Domingo zeigte sich "glücklich" darüber, dass er im Alter von 78 Jahren die Titelrolle in der Kostümprobe von "Macbeth" singen durfte, "was mein letzter Auftritt auf der Bühne der Met gewesen ist".

Die Met hatte ursprünglich erklärt, dass sie das Ergebnis einer Untersuchung der Oper in Los Angeles abwarten wolle. Nun ging es aber schneller, hinter den Kulissen dürfte es viel Wirbel gegeben haben. Und auch Druck auf den Tenor. Die Oper gab eine Mitteilung heraus, in der sie den Rückzug Domingos „von allen weiteren Aufführungen“ bestätigte. „Die Met und Herr Domingo stimmen darin überein, dass er abtreten musste.“
Auftritt an der Oper, Ehrung aber verschoben
An der Wiener Staatsoper sieht man dagegen weiterhin keinerlei Grund, von den für 25. und 28. Oktober sowie für 1. November geplanten Auftritten Domingos als "Macbeth" abzusehen. Man verweist dort auf gültige Verträge und eine unveränderte Situation, in der die erhobenen Vorwürfe gegen Domingo rechtlich weiter unbewiesen bzw. ungeklärt seien. Vergangene Woche war allerdings die für 20. Oktober in der Wiener Staatsoper geplante Ehrung Domingos mit dem Europäischen Kulturpreis abgesagt worden. "Placido Domingo und das Europäische Kulturforum haben gemeinsam entschieden, die Auszeichnung auf den 3. Oktober 2020 in Bonn zu verschieben", hieß es von den Veranstaltern.

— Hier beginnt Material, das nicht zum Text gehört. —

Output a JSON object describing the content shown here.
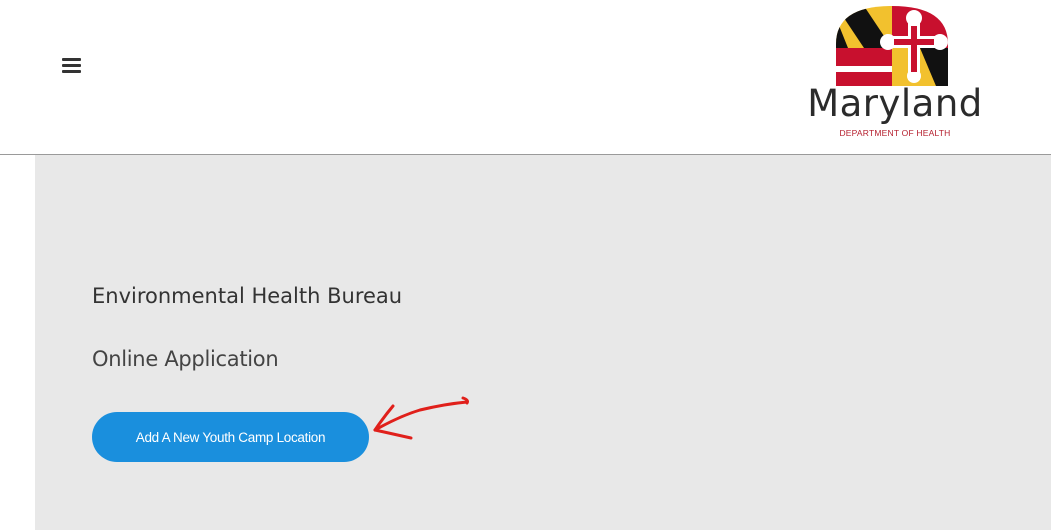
{
  "header": {
    "menu_icon": "hamburger-menu-icon",
    "logo": {
      "name": "Maryland",
      "department": "DEPARTMENT OF HEALTH",
      "colors": {
        "black": "#111111",
        "gold": "#f2c12e",
        "red": "#c8102e",
        "white": "#ffffff"
      }
    }
  },
  "main": {
    "title": "Environmental Health Bureau",
    "subtitle": "Online Application",
    "add_button_label": "Add A New Youth Camp Location",
    "colors": {
      "button": "#1a8fdd",
      "background": "#e8e8e8",
      "annotation": "#e0201b"
    }
  }
}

Bei den Salzburger Festspielen war Domingo heuer vom Publikum demonstrativ bejubelt worden. Auch seine österreichischen Sängerkollegen zeigten sich bisher eher solidarisch bzw. zurückhaltend: "Nach meinem heutigen Wissensstand ist es eher unwahrscheinlich, dass von Domingo derzeit Gefahr ausgeht", sagte etwa Elisabeth Kulman im "Standard".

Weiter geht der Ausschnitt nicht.